Ao contrário do primeiro filme, Gato de Botas 2: O Último Pedido não é uma prequência. Ele acontece cronologicamente depois de todos os Shreks. Nosso amigo cafajeste fofinho viaja pelo planeta curtindo seu status de lenda. Fora da lei para alguns. Herói para outros. Amado por todos.

Porém, depois de um acidente, ele morre. Ao fazer as contas, percebe que esta foi sua oitava morte. Ou seja, mais uma e é game over. Felizmente, tem uma estrela mágica que realiza pedidos, e o gato vai em busca dela para poder ganhar mais alguns continues. O problema é que ele não é o único personagem de contos de fadas a fim de a kind of magic.

Neste ponto, o delfonauta esperto deve estar questionando. “Mas, Corrales”, diz meu novo amigo enquanto acaricia seu longo bigode imaginário, “gatos não têm sete vidas?”. Pois é, meu camarada. Gatos brasileiros de fato têm apenas sete vidas. Mas os gringos jogam no easy, então os gatos lá da gringolândia desfrutam de duas 1Ups extras. É o tipo de diferença cultural que não dá para ser modificada na tradução do filme, até porque ele mostra as oito mortes anteriores do Gato de Botas.

JOÃO TROMBETA

O Gato de Botas será acompanhado em sua quest por dois relutantes amigos. Kitty Patamansa, uma crush do passado. E um fofo e carinhoso cachorrinho sem nome, que praticamente substitui o espaço deixado pelo Burro do Shrek.

No corner oposto do ringue temos a temida Cachinhos Dourados e seus três ursos. E, claro, o verdadeiro vilão, João Trombeta. Este eu nunca tinha ouvido falar. Fiz uma busca no Google, e o pai da internet disse que ele tem alguns processos contra ele no Brasil. Pensei que poderia ser uma tradução bizarra, mas procurei pelo nome original, Jack Horner, e a página da Wikipedia com este nome é de um paleontólogo.

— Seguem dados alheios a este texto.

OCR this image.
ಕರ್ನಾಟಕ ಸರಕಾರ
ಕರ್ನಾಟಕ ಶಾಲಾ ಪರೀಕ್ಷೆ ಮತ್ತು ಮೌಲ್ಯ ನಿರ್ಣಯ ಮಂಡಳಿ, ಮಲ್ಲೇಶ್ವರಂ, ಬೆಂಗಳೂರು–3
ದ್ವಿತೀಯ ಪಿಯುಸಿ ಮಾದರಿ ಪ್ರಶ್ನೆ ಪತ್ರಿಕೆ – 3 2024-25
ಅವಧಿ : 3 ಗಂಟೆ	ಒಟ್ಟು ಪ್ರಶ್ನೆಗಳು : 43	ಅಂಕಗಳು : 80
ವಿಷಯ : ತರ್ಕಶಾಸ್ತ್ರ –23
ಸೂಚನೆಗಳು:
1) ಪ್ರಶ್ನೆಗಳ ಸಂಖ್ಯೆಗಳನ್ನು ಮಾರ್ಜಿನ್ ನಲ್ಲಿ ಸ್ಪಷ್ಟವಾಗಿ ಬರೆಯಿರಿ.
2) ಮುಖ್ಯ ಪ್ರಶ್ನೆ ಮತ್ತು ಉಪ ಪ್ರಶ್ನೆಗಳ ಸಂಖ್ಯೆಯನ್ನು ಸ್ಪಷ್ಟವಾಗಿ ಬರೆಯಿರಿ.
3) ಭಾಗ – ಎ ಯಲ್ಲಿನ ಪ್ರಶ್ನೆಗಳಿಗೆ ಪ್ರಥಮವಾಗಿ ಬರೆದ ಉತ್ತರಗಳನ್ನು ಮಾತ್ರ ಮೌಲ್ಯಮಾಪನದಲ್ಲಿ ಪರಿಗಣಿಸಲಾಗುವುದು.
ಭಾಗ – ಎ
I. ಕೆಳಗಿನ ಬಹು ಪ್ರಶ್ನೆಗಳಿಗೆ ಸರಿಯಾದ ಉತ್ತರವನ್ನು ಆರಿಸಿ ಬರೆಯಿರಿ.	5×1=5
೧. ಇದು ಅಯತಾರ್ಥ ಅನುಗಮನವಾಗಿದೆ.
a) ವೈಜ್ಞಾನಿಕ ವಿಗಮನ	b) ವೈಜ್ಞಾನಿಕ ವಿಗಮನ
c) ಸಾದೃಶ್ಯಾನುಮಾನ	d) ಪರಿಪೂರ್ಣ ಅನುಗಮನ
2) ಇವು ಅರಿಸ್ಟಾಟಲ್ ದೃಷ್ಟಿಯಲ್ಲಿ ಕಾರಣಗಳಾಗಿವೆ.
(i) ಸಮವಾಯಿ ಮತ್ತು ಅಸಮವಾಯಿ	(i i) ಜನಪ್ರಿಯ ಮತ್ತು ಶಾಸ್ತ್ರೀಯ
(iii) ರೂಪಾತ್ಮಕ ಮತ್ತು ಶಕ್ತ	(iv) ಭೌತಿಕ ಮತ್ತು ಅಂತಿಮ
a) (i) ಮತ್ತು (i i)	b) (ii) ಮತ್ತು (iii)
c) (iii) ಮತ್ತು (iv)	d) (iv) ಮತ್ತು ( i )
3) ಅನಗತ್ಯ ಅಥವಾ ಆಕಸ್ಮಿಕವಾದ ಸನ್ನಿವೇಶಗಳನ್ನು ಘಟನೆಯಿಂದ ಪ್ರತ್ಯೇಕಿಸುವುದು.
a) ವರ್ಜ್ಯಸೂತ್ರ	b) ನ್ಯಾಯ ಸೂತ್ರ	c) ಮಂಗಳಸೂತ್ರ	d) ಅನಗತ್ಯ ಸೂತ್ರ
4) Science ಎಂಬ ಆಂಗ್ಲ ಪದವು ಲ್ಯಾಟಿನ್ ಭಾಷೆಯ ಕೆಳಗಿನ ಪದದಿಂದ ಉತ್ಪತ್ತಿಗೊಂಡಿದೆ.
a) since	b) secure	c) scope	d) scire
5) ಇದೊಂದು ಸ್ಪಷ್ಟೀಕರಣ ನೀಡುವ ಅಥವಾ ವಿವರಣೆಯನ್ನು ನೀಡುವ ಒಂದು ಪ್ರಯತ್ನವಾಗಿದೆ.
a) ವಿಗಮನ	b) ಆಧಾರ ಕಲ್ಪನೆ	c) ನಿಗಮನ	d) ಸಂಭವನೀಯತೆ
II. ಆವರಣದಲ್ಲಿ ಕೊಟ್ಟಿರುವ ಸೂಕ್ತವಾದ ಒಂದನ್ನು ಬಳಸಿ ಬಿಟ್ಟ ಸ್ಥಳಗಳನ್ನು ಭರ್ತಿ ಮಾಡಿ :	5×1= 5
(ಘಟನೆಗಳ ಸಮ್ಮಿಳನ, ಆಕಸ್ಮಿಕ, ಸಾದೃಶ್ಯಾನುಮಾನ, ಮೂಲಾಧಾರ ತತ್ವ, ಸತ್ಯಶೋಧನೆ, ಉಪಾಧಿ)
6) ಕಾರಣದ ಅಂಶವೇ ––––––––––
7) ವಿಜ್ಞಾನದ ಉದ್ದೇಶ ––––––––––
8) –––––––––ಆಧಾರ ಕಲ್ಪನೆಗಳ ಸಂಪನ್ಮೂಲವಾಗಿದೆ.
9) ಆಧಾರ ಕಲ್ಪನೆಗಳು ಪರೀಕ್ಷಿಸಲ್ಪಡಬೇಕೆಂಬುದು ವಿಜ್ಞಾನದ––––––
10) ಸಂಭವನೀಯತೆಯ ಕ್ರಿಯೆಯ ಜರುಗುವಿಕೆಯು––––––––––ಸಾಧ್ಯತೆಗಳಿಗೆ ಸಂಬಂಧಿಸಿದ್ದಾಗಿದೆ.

Aparentemente, não é um vazio cultural apenas meu. O tal João Trombeta realmente não é conhecido, o que me faz pensar que a franquia Shrek realmente raspou o tacho dos contos de fadas. Lembra como personagens enormes, como Peter Pan e Pinóquio eram apenas pontas? Pois é, agora João Trombeta é o grande vilão do filme. E o lado ruim disso é que muito do humor do longa deriva das histórias originais. Então, se você não as conhece, parte da graça vai embora.

Crítica Gato de Botas 2, Gato de Botas 2, Gato de Botas, Shrek, Universal, Dreamworks, DelfosTHE QUEST FOR MORE LIVES

Felizmente, mesmo assim Gato de Botas 2 é muito engraçado. Tem ótimas piadas e um tremendo estilo visual. Em seus melhores momentos, ambos andam juntos, tornando assistir ao filme no cinema um prazer.

É inclusive surpreendente que o filme seja tão legal com o argumento que tem. Sinceramente, a história é tão batida que parece ter sido feita por uma inteligência artificial ou ser um exemplo de argumento de cinema infantil usado em aulas de roteiro. E até faz sentido, porque o argumento é de dois caras (Tommy SwerdlowTom Wheeler), mas o roteiro é de um terceiro (Paul Fisher). É bem claro quem tem o talento neste trio.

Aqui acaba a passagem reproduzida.